I hate computers
I appear to have broken the server that scribcam.co.uk resides in. That’s an annoyance.
Oddly, it’s still “up”, as it responds to pings, and some functionality such as being able to access the files, is working. The webserver itself is also up, as can be seen by the siles I hosted for Wayne the other day. I used that example because of the largeish video files hosted on there, which download perfectly.
It would appear that anything that takes the slightest bit of processing power, such as the webcam, is not working. The webcam, which normally takes a photo every 15 seconds, has taken six pictures since midnight (it’s now 3AM). PHP generated pages do not work, and I can’t connect to MySQL.
VNC doesn’t work either, so I can’t actually see what’s wrong with it. The machine doesn’t have a monitor connected. VNC takes at least 2-3 minutes to login or even ask for a password prompt. Eventually once it goes in, it just shows black, but the mouse pointer is there.
A morning of fun ensues. Sigh.
UPDATE:
It’s the morning. Predictably, I have the computer all set up on the desk, and guess what? It’s working like a charm. The annoying little bastard. I’m editing this particular post on said machine to prove it.
I rebooted it twice this morning. Each time, it worked for a short amount of time, maybe 10 seconds. I was able to open up VNC Viewer, and connect to it, but seconds later, the connection would hand, and I couldn’t reconnect.
I tried a few things which I thought may have been an issue. I restarted the web and database server, thinking that may have caused it to hang, as there’s a particularly large database on there at the moment. Nope. The webserver started instantly, and the database server was up in ~20 seconds.
Now that I have a monitor and keyboard connected, I might take this opportunity to overhaul it, reinstall later versions of the server software, etc. It depends whether I can get connected now that I know the machine is actually functioning as it should.
UPDATE THE SECOND
I’ve gone a bit further with the “upgrade” than originally planned.
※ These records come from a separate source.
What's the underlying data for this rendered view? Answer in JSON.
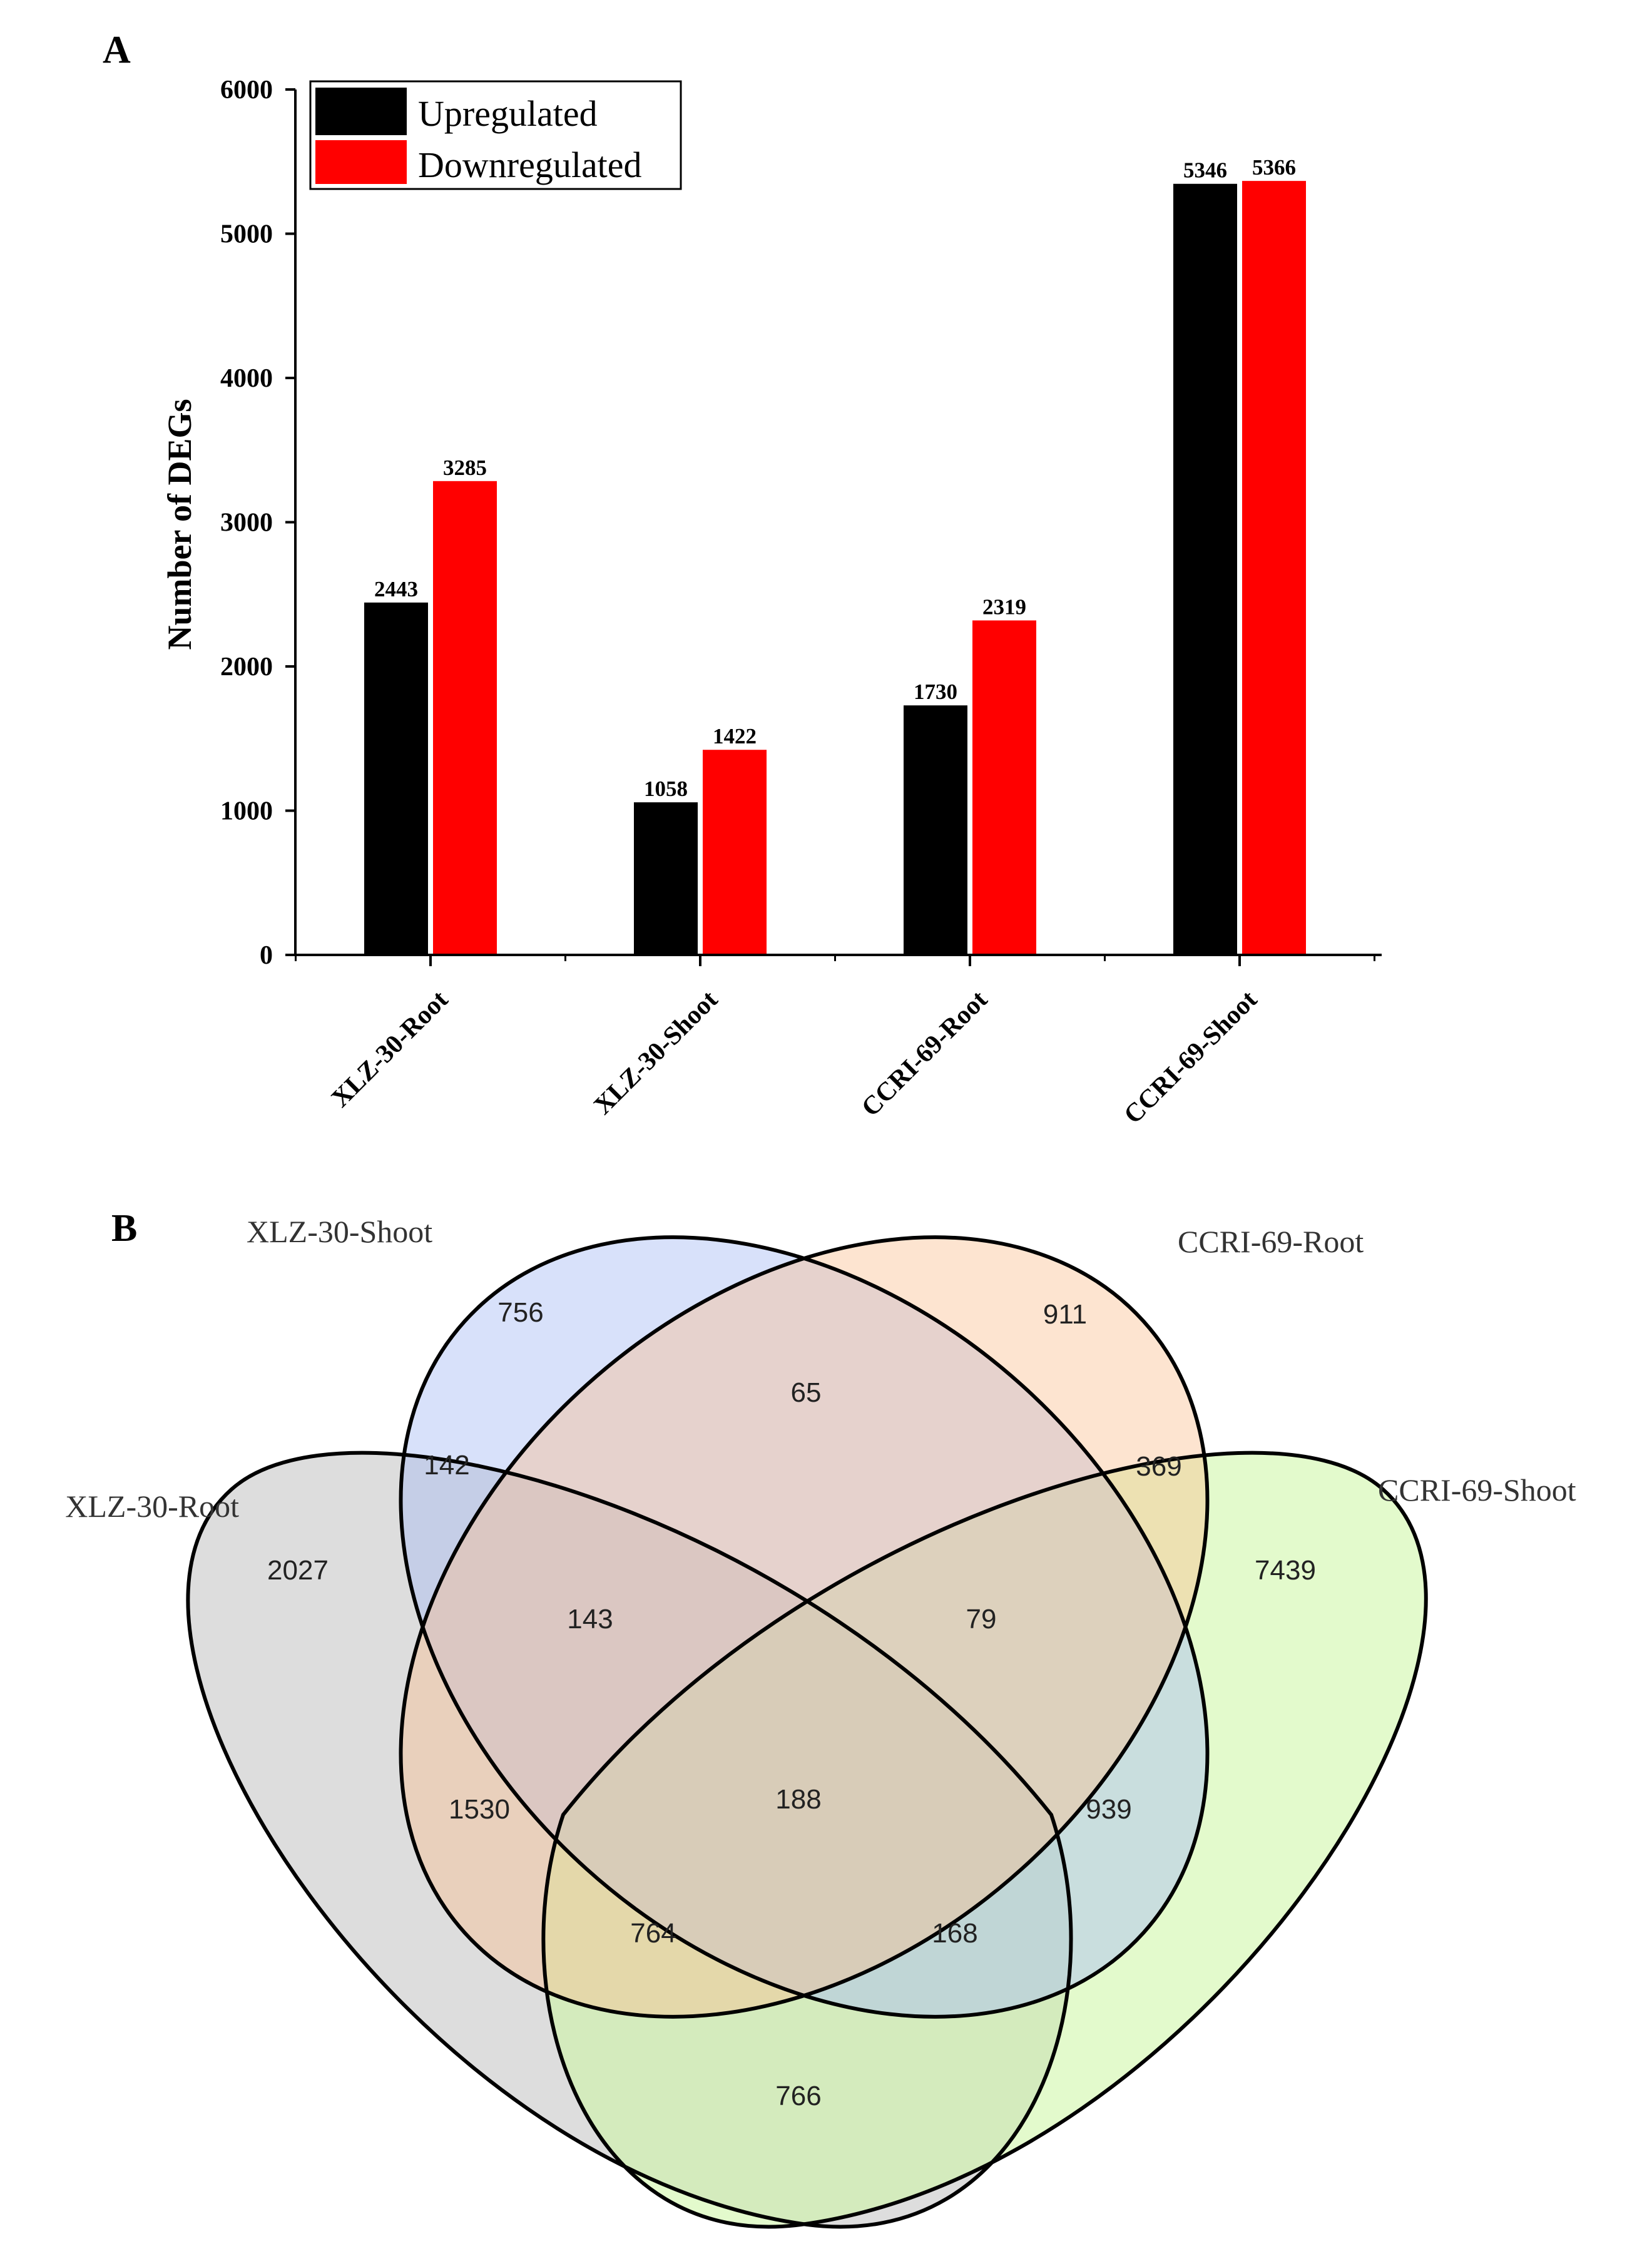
{
  "chart_data": [
    {
      "panel": "A",
      "type": "bar",
      "ylabel": "Number of DEGs",
      "ylim": [
        0,
        6000
      ],
      "yticks": [
        0,
        1000,
        2000,
        3000,
        4000,
        5000,
        6000
      ],
      "grid": false,
      "legend_position": "top-left",
      "categories": [
        "XLZ-30-Root",
        "XLZ-30-Shoot",
        "CCRI-69-Root",
        "CCRI-69-Shoot"
      ],
      "series": [
        {
          "name": "Upregulated",
          "color": "#000000",
          "values": [
            2443,
            1058,
            1730,
            5346
          ]
        },
        {
          "name": "Downregulated",
          "color": "#ff0000",
          "values": [
            3285,
            1422,
            2319,
            5366
          ]
        }
      ]
    },
    {
      "panel": "B",
      "type": "venn",
      "sets": [
        {
          "name": "XLZ-30-Root",
          "color": "#c8c8c8"
        },
        {
          "name": "XLZ-30-Shoot",
          "color": "#b6c6f4"
        },
        {
          "name": "CCRI-69-Root",
          "color": "#fbd0b0"
        },
        {
          "name": "CCRI-69-Shoot",
          "color": "#d6f7b4"
        }
      ],
      "regions": {
        "shoot_only": 756,
        "ccri_root_only": 911,
        "xlz_root_only": 2027,
        "ccri_shoot_only": 7439,
        "shoot_ccriroot": 65,
        "xlzroot_shoot": 142,
        "ccriroot_ccrishoot": 369,
        "xlzroot_shoot_ccriroot": 143,
        "shoot_ccriroot_ccrishoot": 79,
        "xlzroot_ccriroot": 1530,
        "all_four": 188,
        "shoot_ccrishoot": 939,
        "xlzroot_ccriroot_ccrishoot": 764,
        "xlzroot_shoot_ccrishoot": 168,
        "xlzroot_ccrishoot": 766
      }
    }
  ]
}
And I think I need counselling.
After installing the SATA drivers for this machine, I received messages that there was no SATA drive connected. How could this be? I heard it spin up. I couldn’t think of ANY reason why the drive wouldn’t be connected.
The SATA cable was dangling in front of the monitor, not plugged into the motherboard. I’m going senile.
UPDATE THE TURD
This is my last update on this post, and I can confirm a few things. Firstly, my senility thankfully wasn’t as bad as I made out. It turns out that even though the drive was disconnected from the motherboard, it didn’t actually power up anyway. The drive is fine, as I’d taken it from Beastbits. It was the only SATA drive I had to hand with a molex connector. I have yet to test whether it’s a fault with the drive as I just use the SATA power connector on here. It could explain why I had issues in the past with SATA drives on that machine, thinking it was just a Win2000 thing. I never actually thought to check to see if the machines were detected in the BIOS. Whoops.
Secondly, the machine is back up and running completely, and sadly, it’s one of those things which will never be solved. As expected, after its trip onto “the bench”, everything worked like a dream. I’ll just catalogue the bollocks I tried just in case it makes a difference.
Updated TightVNC server to the latest version. I doubt this helped, as the machine has been running for four years with the same version with no issue.
DROPped several backup databases, including one with a ~1Gb table in it. I doubt this was causing an actual problem, however, as I manually start the SQL server whever I reboot the machine. I can’t think of a reason why this would cause a problem during bootup.
Defragged. Come on, this never fixed anything, but I did it anyway. Expecially on a machine with 5Gb used out of 60Gb. Admittedly, this went down to 3.something after I dropped those databases.
Basically, I can only put it down to the fact that the machine wanted a change of scenery. There was no logical reason I can think of for its temporary failure.
This is one of those things that will bug me. It’s one of those annoying problems that surfaced for no reason, and will eventually resurface ONLY while I’m pissed. You know, the only reason this problem originally surfaced was because I rebooted the machine after 16 days uptime. OK, it’s not much for a server, but I reboot it every so often because Conquercam stops recording images after 42 days.
Nobody who reads this blog will have constructive feedback on this posting, or any logical ideas of what happened.